The sacristan was quickly found, however, and lost no time in disclosing
the youthful Archangel, setting his divine foot on the head of his
fallen adversary. It was an image of that greatest of future events,
which we hope for so ardently, at least, while we are young,--but find
so very long in coming, the triumph of goodness over the evil principle.
"Where can Hilda be?" exclaimed Kenyon. "It is not her custom ever to
fail in an engagement; and the present one was made entirely on
her account. Except herself, you know, we were all agreed in our
recollection of the picture."
"But we were wrong, and Hilda right, as you perceive," said Miriam,
directing his attention to the point on which their dispute of the night
before had arisen. "It is not easy to detect her astray as regards any
picture on which those clear, soft eyes of hers have ever rested."
"And she has studied and admired few pictures so much as this," observed
the sculptor. "No wonder; for there is hardly another so beautiful in
the world. What an expression of heavenly severity in the Archangel's
face! There is a degree of pain, trouble, and disgust at being brought
in contact with sin, even for the purpose of quelling and punishing it;
and yet a celestial tranquillity pervades his whole being."

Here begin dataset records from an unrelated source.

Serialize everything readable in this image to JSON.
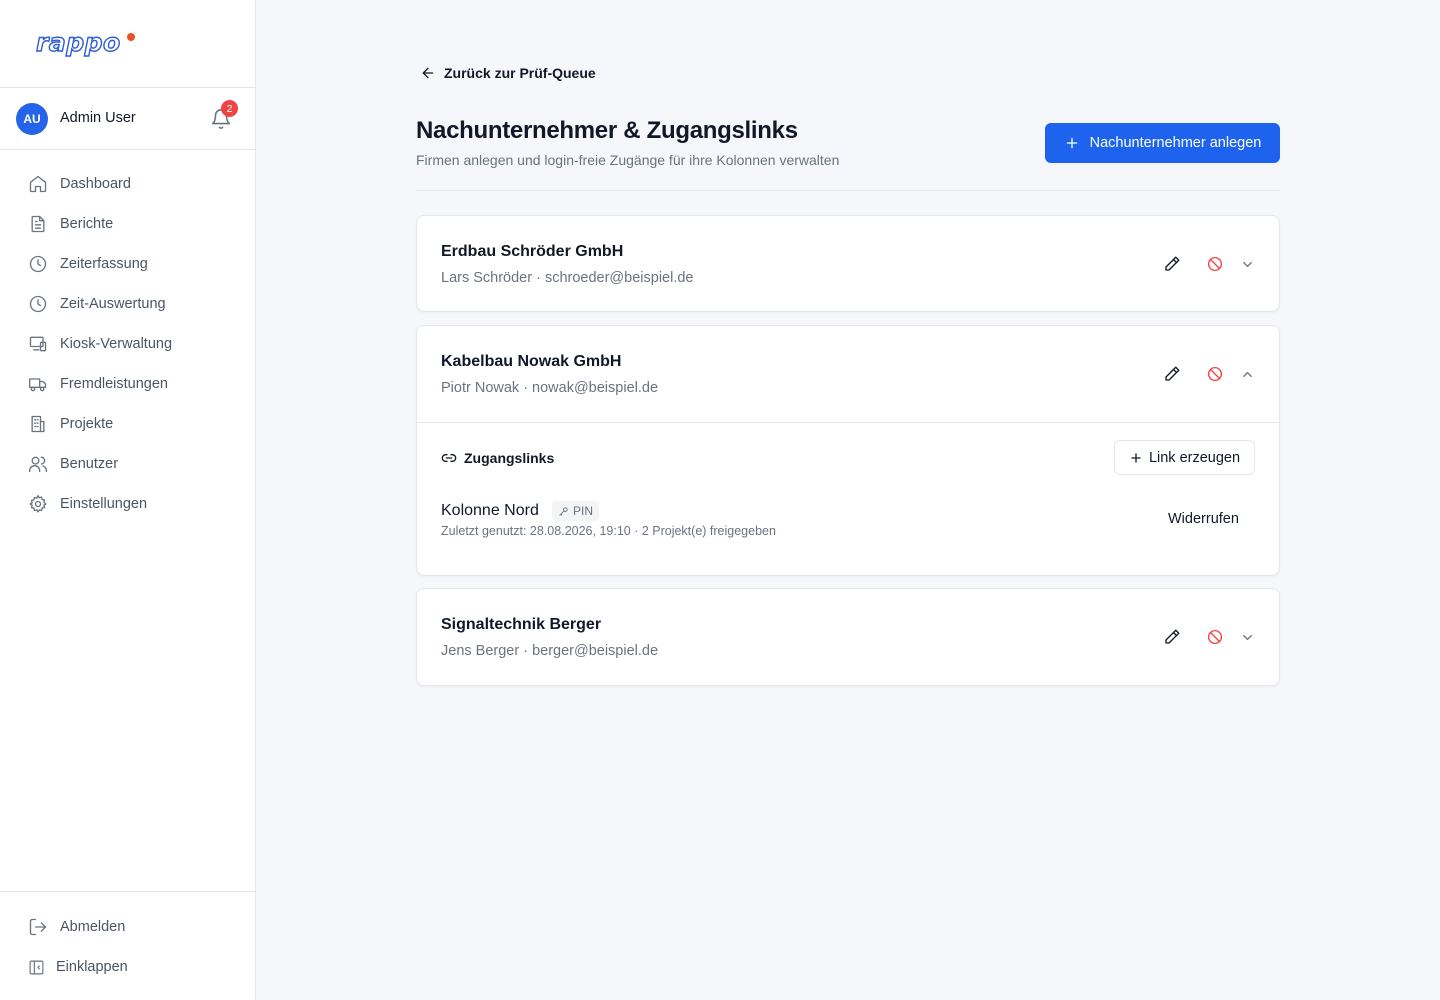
{
  "brand": {
    "logo_text": "rappo",
    "dot_color": "#f04e23"
  },
  "user": {
    "initials": "AU",
    "name": "Admin User",
    "notifications": "2"
  },
  "nav": {
    "items": [
      {
        "label": "Dashboard",
        "icon": "home-icon"
      },
      {
        "label": "Berichte",
        "icon": "document-icon"
      },
      {
        "label": "Zeiterfassung",
        "icon": "clock-icon"
      },
      {
        "label": "Zeit-Auswertung",
        "icon": "clock-icon"
      },
      {
        "label": "Kiosk-Verwaltung",
        "icon": "devices-icon"
      },
      {
        "label": "Fremdleistungen",
        "icon": "truck-icon"
      },
      {
        "label": "Projekte",
        "icon": "building-icon"
      },
      {
        "label": "Benutzer",
        "icon": "users-icon"
      },
      {
        "label": "Einstellungen",
        "icon": "gear-icon"
      }
    ],
    "bottom": [
      {
        "label": "Abmelden",
        "icon": "logout-icon"
      },
      {
        "label": "Einklappen",
        "icon": "collapse-icon"
      }
    ]
  },
  "page": {
    "back_label": "Zurück zur Prüf-Queue",
    "title": "Nachunternehmer & Zugangslinks",
    "subtitle": "Firmen anlegen und login-freie Zugänge für ihre Kolonnen verwalten",
    "create_button": "Nachunternehmer anlegen"
  },
  "subcontractors": [
    {
      "name": "Erdbau Schröder GmbH",
      "contact": "Lars Schröder · schroeder@beispiel.de",
      "expanded": false
    },
    {
      "name": "Kabelbau Nowak GmbH",
      "contact": "Piotr Nowak · nowak@beispiel.de",
      "expanded": true,
      "links_label": "Zugangslinks",
      "create_link_button": "Link erzeugen",
      "links": [
        {
          "name": "Kolonne Nord",
          "badge": "PIN",
          "meta": "Zuletzt genutzt: 28.08.2026, 19:10 · 2 Projekt(e) freigegeben",
          "revoke_label": "Widerrufen"
        }
      ]
    },
    {
      "name": "Signaltechnik Berger",
      "contact": "Jens Berger · berger@beispiel.de",
      "expanded": false
    }
  ],
  "colors": {
    "primary": "#1d63ed",
    "danger": "#ef4444"
  }
}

"I have never been able," said Miriam, "to admire this picture nearly so
much as Hilda does, in its moral and intellectual aspect. If it cost her
more trouble to be good, if her soul were less white and pure, she would
be a more competent critic of this picture, and would estimate it not
half so high. I see its defects today more clearly than ever before."
"What are some of them?" asked Kenyon.
"That Archangel, now," Miriam continued; "how fair he looks, with his
unruffled wings, with his unhacked sword, and clad in his bright
armor, and that exquisitely fitting sky-blue tunic, cut in the latest
Paradisiacal mode! What a dainty air of the first celestial society!

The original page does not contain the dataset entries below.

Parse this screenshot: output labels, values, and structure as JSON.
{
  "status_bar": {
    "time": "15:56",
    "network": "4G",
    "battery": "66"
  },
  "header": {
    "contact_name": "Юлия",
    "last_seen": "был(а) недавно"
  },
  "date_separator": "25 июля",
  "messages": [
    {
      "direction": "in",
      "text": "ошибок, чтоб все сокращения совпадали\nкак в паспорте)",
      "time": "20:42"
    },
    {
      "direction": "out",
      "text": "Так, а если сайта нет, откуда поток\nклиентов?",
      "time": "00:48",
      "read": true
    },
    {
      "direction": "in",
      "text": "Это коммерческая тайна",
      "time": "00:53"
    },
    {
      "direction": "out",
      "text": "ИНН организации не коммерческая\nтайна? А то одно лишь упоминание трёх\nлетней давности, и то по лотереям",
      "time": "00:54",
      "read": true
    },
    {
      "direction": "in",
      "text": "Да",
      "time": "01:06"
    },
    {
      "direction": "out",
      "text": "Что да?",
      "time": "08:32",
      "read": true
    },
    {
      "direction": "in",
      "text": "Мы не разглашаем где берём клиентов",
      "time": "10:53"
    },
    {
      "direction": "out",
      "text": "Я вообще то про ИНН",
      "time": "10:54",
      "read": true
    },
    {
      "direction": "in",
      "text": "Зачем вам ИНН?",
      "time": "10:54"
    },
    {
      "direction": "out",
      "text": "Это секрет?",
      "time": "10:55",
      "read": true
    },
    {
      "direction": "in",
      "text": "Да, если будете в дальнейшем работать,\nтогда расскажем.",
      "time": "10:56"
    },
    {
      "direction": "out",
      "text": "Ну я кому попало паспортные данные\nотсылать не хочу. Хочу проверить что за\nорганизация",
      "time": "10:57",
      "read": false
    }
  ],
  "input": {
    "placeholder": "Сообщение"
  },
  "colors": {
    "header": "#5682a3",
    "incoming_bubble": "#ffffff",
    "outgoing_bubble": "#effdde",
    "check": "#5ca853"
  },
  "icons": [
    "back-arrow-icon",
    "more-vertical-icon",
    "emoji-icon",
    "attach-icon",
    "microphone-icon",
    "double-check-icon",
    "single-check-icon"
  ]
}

With what half-scornful delicacy he sets his prettily sandalled foot
on the head of his prostrate foe! But, is it thus that virtue looks the
moment after its death struggle with evil? No, no; I could have told
Guido better. A full third of the Archangel's feathers should have been
torn from his wings; the rest all ruffled, till they looked like Satan's
own! His sword should be streaming with blood, and perhaps broken
halfway to the hilt; his armor crushed, his robes rent, his breast gory;
a bleeding gash on his brow, cutting right across the stern scowl of
battle! He should press his foot hard down upon the old serpent, as
if his very soul depended upon it, feeling him squirm mightily, and
doubting whether the fight were half over yet, and how the victory might
turn! And, with all this fierceness, this grimness, this unutterable
horror, there should still be something high, tender, and holy in
Michael's eyes, and around his mouth. But the battle never was such a
child's play as Guido's dapper Archangel seems to have found it."